The Road to Serfdom outlines the dangers of falling prey to socialist principles, however honorable they may seem from afar. Due to the complexities of the economic system, a centralized, planned economy is only feasible in practice under a tyrannical regime. This, in turn, breeds economic inequality, the very opposite of what the structure strives to achieve.
Road to Serfdom was first published in the 1940s to a world that had just emerged from the cruelty of the Nazi regime and was facing the looming threat of Communism. It’s bewildering that almost seventy years later we are still debating the merits of such a system.

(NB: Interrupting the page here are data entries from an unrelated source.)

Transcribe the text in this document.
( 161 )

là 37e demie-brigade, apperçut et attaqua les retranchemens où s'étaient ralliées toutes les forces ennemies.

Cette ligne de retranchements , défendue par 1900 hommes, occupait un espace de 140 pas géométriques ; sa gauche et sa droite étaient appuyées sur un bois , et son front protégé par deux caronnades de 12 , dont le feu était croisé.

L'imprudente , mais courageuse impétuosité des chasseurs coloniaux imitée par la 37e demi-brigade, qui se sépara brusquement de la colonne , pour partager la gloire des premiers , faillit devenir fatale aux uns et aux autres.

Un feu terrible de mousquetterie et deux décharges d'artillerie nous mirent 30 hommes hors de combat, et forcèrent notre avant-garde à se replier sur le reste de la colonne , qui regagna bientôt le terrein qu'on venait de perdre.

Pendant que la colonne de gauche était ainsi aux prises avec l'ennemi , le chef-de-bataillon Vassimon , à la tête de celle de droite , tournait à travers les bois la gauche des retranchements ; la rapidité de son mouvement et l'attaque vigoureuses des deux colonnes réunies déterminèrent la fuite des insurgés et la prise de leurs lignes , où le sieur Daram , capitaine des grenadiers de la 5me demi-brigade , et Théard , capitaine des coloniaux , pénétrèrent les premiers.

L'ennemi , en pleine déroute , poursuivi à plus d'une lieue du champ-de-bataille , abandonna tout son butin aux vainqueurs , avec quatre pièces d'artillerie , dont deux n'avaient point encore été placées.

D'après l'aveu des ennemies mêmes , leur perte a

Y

With the onset of the recession, more and more people are turning to socialism, interpreting the recent events as a failure of capitalism. Cries can be heard from left and right for increased regulation and government control. Yet we are conveniently forgetting the unavoidable dangers that all such admirable ideals entail (The Communist Manifesto was veiled as a call to arms for the cause of equality). The choices we make in the pretense of the greater good may result in unintended consequences. In the words of Hayek:
To the great apostles of political freedom the word “freedom” meant freedom from coercion, freedom from the arbitrary power of other men, release from the ties which left the individual no choice but obedience to the order of a superior to whom he was attached. The new freedom promised, however, was to freedom from necessity, release from the compulsion of the circumstances, which inevitably limit the range of choice of all of us. Freedom in this sense is, of course merely another name for power or wealth.